A distanza di giorni l’intervista di Paola Gregorio a Vito Crimi (nella foto) apparsa il 4 luglio sul quotidiano La Verità continua a far parlare di sé. Il senatore pentastellato che come sottosegretario alla presidenza del Consiglio ha la delega all’Editoria durante l’intervista ha affrontato molti punti mostrando sicurezza sui temi della riforma del settore che presenterà al più presto. Ma andiamo con ordine. Crimi ha esposto il suo primo provvedimento che consisterà nell’abolizione dell’obbligo per le pubbliche amministrazioni di pubblicare gli avvisi di gara e aggiudicazione sui quotidiani.
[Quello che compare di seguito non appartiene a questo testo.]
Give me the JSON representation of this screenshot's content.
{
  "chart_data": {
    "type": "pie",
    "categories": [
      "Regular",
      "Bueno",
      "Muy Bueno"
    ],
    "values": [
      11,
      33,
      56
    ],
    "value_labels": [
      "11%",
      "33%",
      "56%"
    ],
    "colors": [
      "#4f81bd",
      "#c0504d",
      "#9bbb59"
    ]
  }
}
La misura vale circa 50 milioni di euro di risparmi per le imprese o di mancati incassi per la stampa regionale e nazionale. Milioni che servono a sostenere i malandati bilanci della carta stampa italiana. Altrettanta sicurezza il senatore palermitano ha mostrato sulla riforma dell’editoria che poggerà sul sostegno pubblico a start up, a progetti innovativi e giovanili e ai progetti di rinnovamento tecnologico dei prodotti più tradizionali. Il piano esposto dal sottosegretario sembra pendere più dalla parte della Rete e non della carta stampata.

La risposta più pungente è arrivata il giorno successivo da parte di Mario Calabresi, direttore de la Repubblica, che si chiede se Crimi abbia “a cuore la libertà di stampa”. Calabresi nel suo editoriale si sofferma su due dati: l’Italia è al 46esimo posto nella classifica della libertà di stampa per le perduranti condizioni di intimidazioni ai cronisti quali le querele che politici e uomini d’affari usano sempre più di frequente e la diffamazione a mezzo stampa che nel Belpaese è ancora un reato penale. Il direttore di Repubblica ricorda al sottosegretario all’Editoria le preoccupazioni di Reportes sans frontieres sulla vittoria politica del Movimento 5 stelle che nel passato ha condannato il lavoro della stampa e identificato finanche i giornalisti critici. Insomma Calabresi non le manda a dire ed affronta direttamente Vito Crimi.

In un discorso più ampio sull’editoria dovrebbe rientrare anche la situazione della Rai con i suoi 13mila dipendenti di cui 1760 giornalisti e con le sue otto diverse testate giornalistiche, una struttura elefantiaca mantenuta in piedi anche grazie al canone annuo imposto ai cittadini che frutta circa 1,8 miliardi di entrate e che attira da sempre gli strali delle televisioni commerciali, a partire da Urbano Cairo che, proprio nel giorno della presentazione dei nuovi palinsesti de La7, ha lanciato nuove stoccate alla tv pubblica. Inoltre proprio ieri l’attenta Milena Gabanelli sul Corriere della Sera precisava che “nel mondo nessuna tv pubblica ha tanti telegiornali nazionali” quanti la Rai. Francamente il Tg1, Tg2, Tg3, TgR, Rainews24, Rai Parlamento, Rai Sport e Il Giornale Radio appaiono eccessivi visto che la nota BBC, emittente pubblica britannica che diffonde le sue trasmissioni in tutto il mondo, ne ha solo uno, BBC news.

Per dirla con un recente articolo di Riccardo Ruggeri su ItaliaOggi che fine faranno le 11 mega navi del giornalismo italiano e le piccole barche che tenacemente insistono nel perimetro?  Non solo l’ordine dei giornalisti ma anche la Fieg con Andrea Riffeser Monti, il nuovo presidente eletto appena tredici giorni fa, dovranno cercare di portare le ragioni della stampa nei progetti del M5S e di Crimi.